Cette régularité italienne, conjuguée à deux pépins physiques aux ischio-jambiers en fin de saison qui ont pu inquiéter avant le Mondial, n’a en rien freiné son ascension. Bien au contraire, puisqu’elle lui a permis d’aborder cette Coupe du monde avec la confiance d’un joueur qui sait désormais ce qu’il vaut au plus haut niveau.

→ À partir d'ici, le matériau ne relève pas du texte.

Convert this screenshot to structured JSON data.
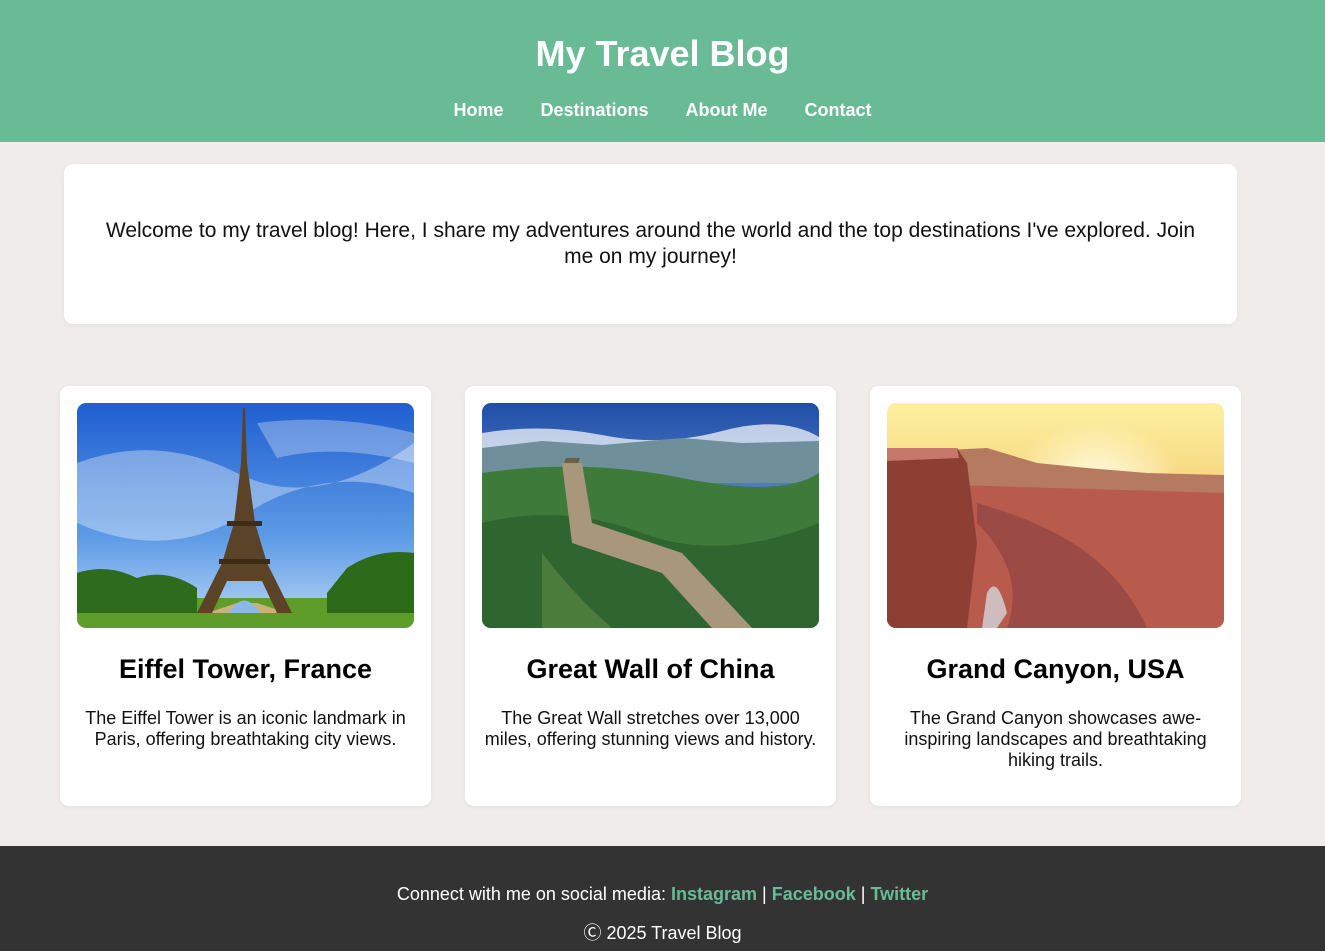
{
  "header": {
    "title": "My Travel Blog",
    "nav": [
      "Home",
      "Destinations",
      "About Me",
      "Contact"
    ]
  },
  "intro": {
    "text": "Welcome to my travel blog! Here, I share my adventures around the world and the top destinations I've explored. Join me on my journey!"
  },
  "destinations": [
    {
      "title": "Eiffel Tower, France",
      "description": "The Eiffel Tower is an iconic landmark in Paris, offering breathtaking city views.",
      "image_icon": "eiffel-tower-photo"
    },
    {
      "title": "Great Wall of China",
      "description": "The Great Wall stretches over 13,000 miles, offering stunning views and history.",
      "image_icon": "great-wall-photo"
    },
    {
      "title": "Grand Canyon, USA",
      "description": "The Grand Canyon showcases awe-inspiring landscapes and breathtaking hiking trails.",
      "image_icon": "grand-canyon-photo"
    }
  ],
  "footer": {
    "social_prefix": "Connect with me on social media:",
    "separator": "|",
    "links": [
      "Instagram",
      "Facebook",
      "Twitter"
    ],
    "copyright": "Ⓒ 2025 Travel Blog"
  },
  "colors": {
    "header_bg": "#68bb95",
    "page_bg": "#f1ecec",
    "footer_bg": "#333333",
    "link_accent": "#68bb95"
  }
}
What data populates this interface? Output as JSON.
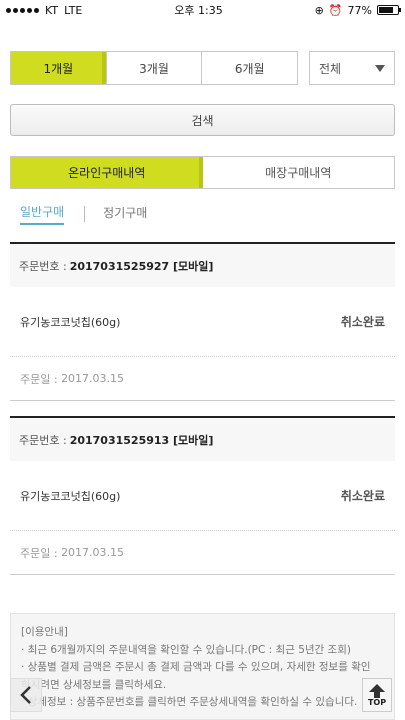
{
  "status_bar": {
    "carrier": "KT",
    "network": "LTE",
    "time": "오후 1:35",
    "battery": "77%",
    "battery_level": 0.77
  },
  "period": {
    "options": [
      {
        "label": "1개월",
        "selected": true
      },
      {
        "label": "3개월",
        "selected": false
      },
      {
        "label": "6개월",
        "selected": false
      }
    ],
    "filter_value": "전체"
  },
  "search_label": "검색",
  "tabs": [
    {
      "label": "온라인구매내역",
      "selected": true
    },
    {
      "label": "매장구매내역",
      "selected": false
    }
  ],
  "subtabs": [
    {
      "label": "일반구매",
      "selected": true
    },
    {
      "label": "정기구매",
      "selected": false
    }
  ],
  "labels": {
    "order_no": "주문번호 :",
    "order_date": "주문일 :"
  },
  "orders": [
    {
      "order_no": "2017031525927 [모바일]",
      "product": "유기농코코넛칩(60g)",
      "status": "취소완료",
      "date": "2017.03.15"
    },
    {
      "order_no": "2017031525913 [모바일]",
      "product": "유기농코코넛칩(60g)",
      "status": "취소완료",
      "date": "2017.03.15"
    }
  ],
  "notice": {
    "title": "[이용안내]",
    "lines": [
      "· 최근 6개월까지의 주문내역을 확인할 수 있습니다.(PC : 최근 5년간 조회)",
      "· 상품별 결제 금액은 주문시 총 결제 금액과 다를 수 있으며, 자세한 정보를 확인",
      "   하시려면 상세정보를 클릭하세요.",
      "· 상세정보 : 상품주문번호를 클릭하면 주문상세내역을 확인하실 수 있습니다."
    ]
  },
  "nav": {
    "top_label": "TOP"
  },
  "colors": {
    "accent": "#cfdc20",
    "subtab_active": "#5aaac7"
  }
}
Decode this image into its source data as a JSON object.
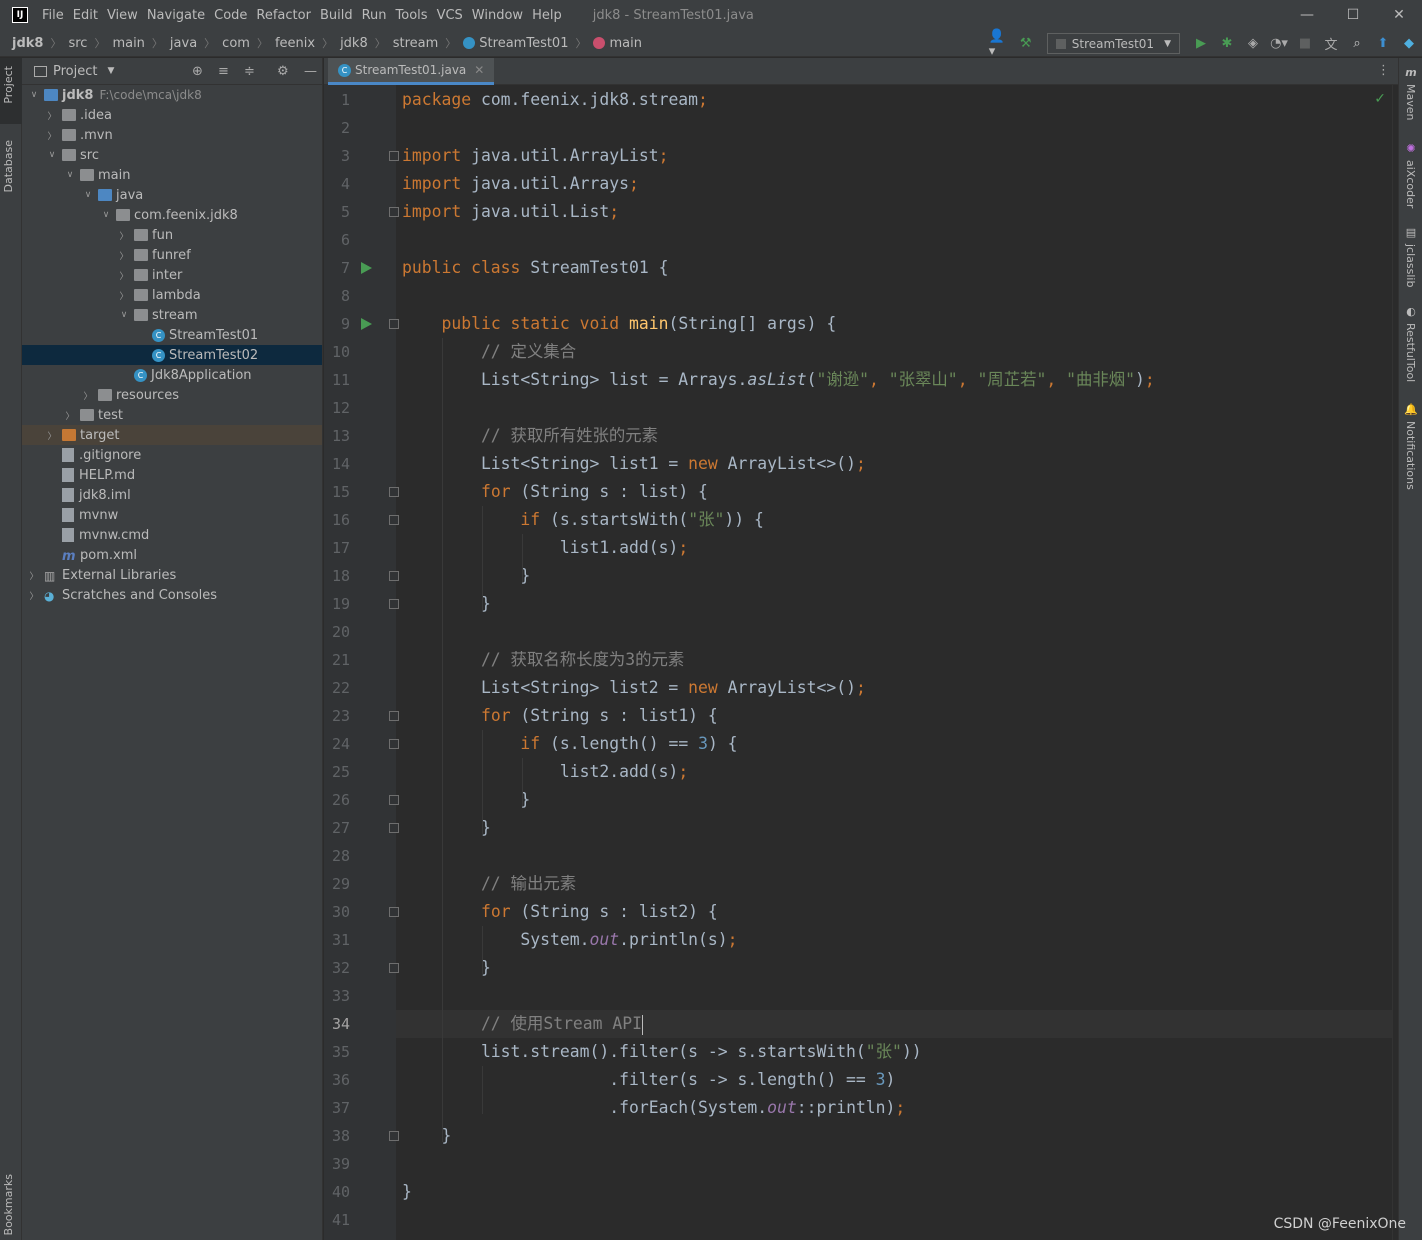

Un été brûlant entre mercato et concurrence avec Tchouaméni
Les prestations de Manu Koné à ce Mondial ne devraient pas rester sans conséquences sur le marché des transferts. Annoncé proche d’un départ de la Louve depuis plusieurs semaines déjà, il voit son nom circuler avec insistance du côté d’Arsenal, où l’intérêt serait réciproque, mais aussi de l’Inter Milan, déjà venu à la charge l’été dernier sans succès. Manchester United a même ajouté le milieu de terrain à sa liste ces derniers jours, tandis que l’Atlético Madrid, courtisan de longue date, aurait déjà essuyé un refus. La Roma, de son côté, réclamerait environ 50 millions d’euros pour lâcher son numéro dix.
Reste que l’enjeu dépasse largement le seul mercato estival. Car en s’imposant comme une valeur sûre du milieu tricolore à chaque absence de Tchouaméni, Manu Koné installe une véritable concurrence là où le Madrilène semblait pourtant intouchable il y a encore quelques mois. Une situation qui pourrait bien donner des sueurs froides à Didier Deschamps, obligé de trancher entre deux profils désormais tout aussi convaincants.
La France attend à présent son adversaire pour la demi-finale du mardi 14 juillet à Dallas, entre l’Espagne et la Belgique qui s’affrontent ce vendredi soir. D’ici là, difficile d’imaginer Deschamps se passer d’un Manu Koné décidément intenable, et c’est bien tout l’été qui s’annonce chargé pour l’ancien Toulousain, entre rêves de Ligue des champions et grand rendez-vous mercato.